How Blockchain Technology Can Help Us “Fix” AI
A blockchain is an immutable ledger shared by multiple parties via a distributed network. Put more simply, a blockchain is a way to share records of all past events using a decentralized database.
Image source: http://mattturck.com/ai-blockchain/
AI and blockchain are based on polar concepts. One centralizes and analyzes vast amounts of data, the other is inherently decentralized. One suffers from the black box problem, the other is completely transparent. And so on. So how can we successfully combine them to cope with AI challenges?
Blockchain developers from Itransition cannot see an immediate way to integrate the two technologies into one chimeric solution. But we would argue that blockchain may help solve some of AI’s problems. Here’s how.
Blockchain and the Black Box Problem
A blockchain can give immutable and transparent records of all AI decisions. Seeing how each specific decision was made will allow human operators to pinpoint instances where they need to get involved—and highlight areas where AI fails. With a better understanding of AI’s decision-making process engineers will be able to create more reliable models and AI systems based on them.
Blockchain will not solve the black box problem as such but it will help us cope with the outcomes and make AI systems more predictable.
Blockchain and Data Reliability
A blockchain validates all the data by default—that’s what we love it for. Data taken from blockchain can be trusted. Besides, this data is already anonymized which potentially means more data available for analysis. This way, thanks to blockchain, both data quality and quantity improve, reducing the likelihood of mistakes.
Blockchain and Overfitting
Blockchain startup Numerai proposed a solution to the overfitting problem. They created Numeraire token which should act as an incentive for data scientists to create models that perform well on new data rather than historical.

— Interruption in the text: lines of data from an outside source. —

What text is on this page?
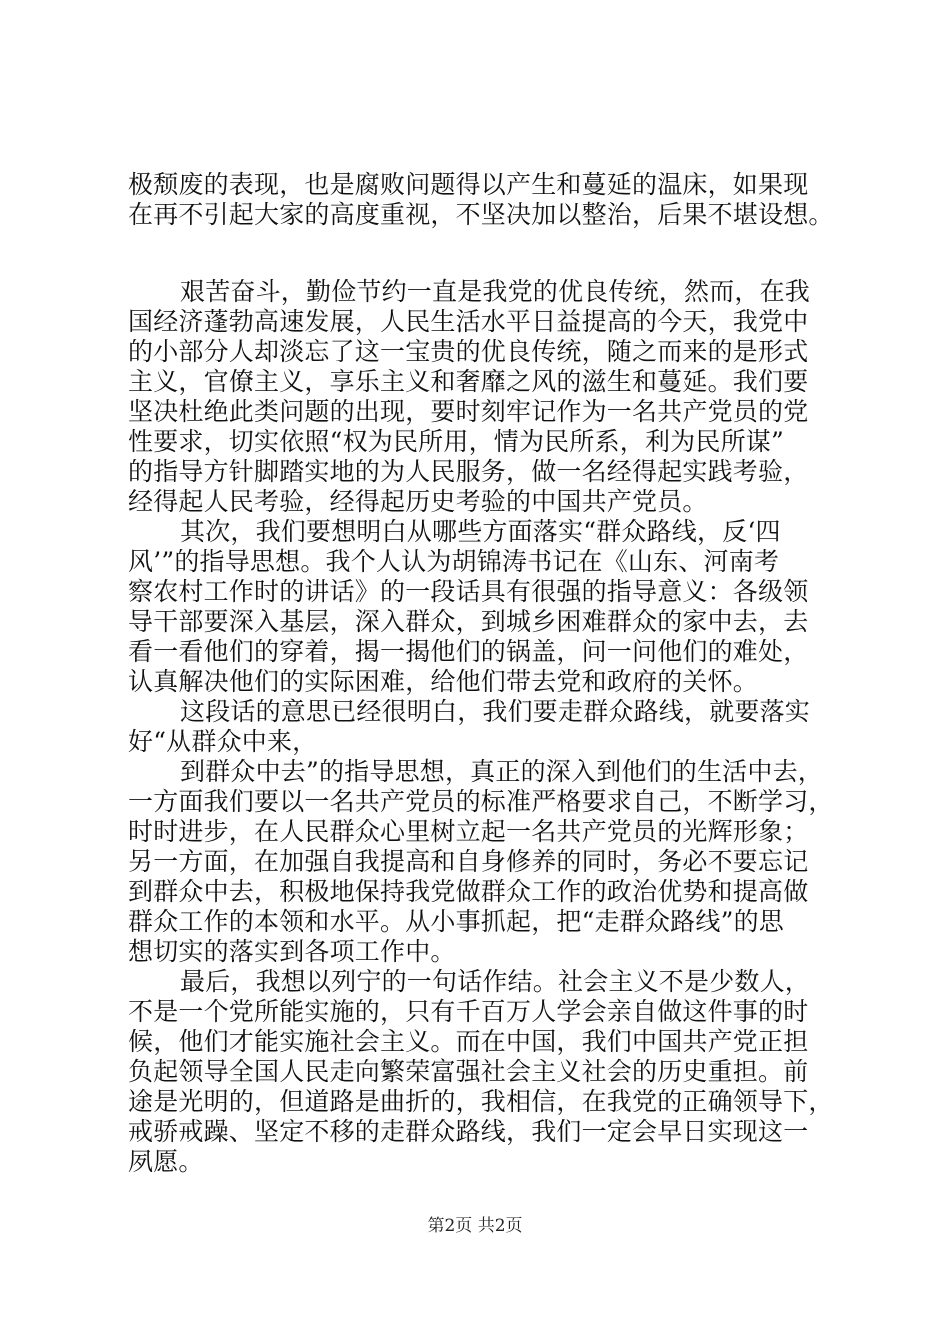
极颓废的表现，也是腐败问题得以产生和蔓延的温床，如果现
在再不引起大家的高度重视，不坚决加以整治，后果不堪设想。
艰苦奋斗，勤俭节约一直是我党的优良传统，然而，在我
国经济蓬勃高速发展，人民生活水平日益提高的今天，我党中
的小部分人却淡忘了这一宝贵的优良传统，随之而来的是形式
主义，官僚主义，享乐主义和奢靡之风的滋生和蔓延。我们要
坚决杜绝此类问题的出现，要时刻牢记作为一名共产党员的党
性要求，切实依照“权为民所用，情为民所系，利为民所谋”
的指导方针脚踏实地的为人民服务，做一名经得起实践考验，
经得起人民考验，经得起历史考验的中国共产党员。
其次，我们要想明白从哪些方面落实“群众路线，反‘四
风’”的指导思想。我个人认为胡锦涛书记在《山东、河南考
察农村工作时的讲话》的一段话具有很强的指导意义：各级领
导干部要深入基层，深入群众，到城乡困难群众的家中去，去
看一看他们的穿着，揭一揭他们的锅盖，问一问他们的难处，
认真解决他们的实际困难，给他们带去党和政府的关怀。
这段话的意思已经很明白，我们要走群众路线，就要落实
好“从群众中来，
到群众中去”的指导思想，真正的深入到他们的生活中去，
一方面我们要以一名共产党员的标准严格要求自己，不断学习，
时时进步，在人民群众心里树立起一名共产党员的光辉形象；
另一方面，在加强自我提高和自身修养的同时，务必不要忘记
到群众中去，积极地保持我党做群众工作的政治优势和提高做
群众工作的本领和水平。从小事抓起，把“走群众路线”的思
想切实的落实到各项工作中。
最后，我想以列宁的一句话作结。社会主义不是少数人，
不是一个党所能实施的，只有千百万人学会亲自做这件事的时
候，他们才能实施社会主义。而在中国，我们中国共产党正担
负起领导全国人民走向繁荣富强社会主义社会的历史重担。前
途是光明的，但道路是曲折的，我相信，在我党的正确领导下，
戒骄戒躁、坚定不移的走群众路线，我们一定会早日实现这一
夙愿。
第2页 共2页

According to the white paper published by Numerai, the idea is that data scientists will compete staking Numerarie on their models’ predictions. Their reward will depend on how correct these predictions are. This will allow for prospective rather than retrospective analysis of AI systems’ performance thus eliminating the temptation to overtrain a model to win a competition.
None of this is to say that blockchain tech is going to come in and solve all of AI’s current problems. But it can certainly break some of the barriers holding AI back today by helping with overfitting, poor data, and the black box problem.
We may not see a (beneficent) SkyNet or an Asimov-style world where robots do most of the work. But even from where we stand today, it’s clear that decentralized, transparent, immutable ledgers powered by thousands or millions of machines certainly raise the ceiling for where AI tech can go in the next decade.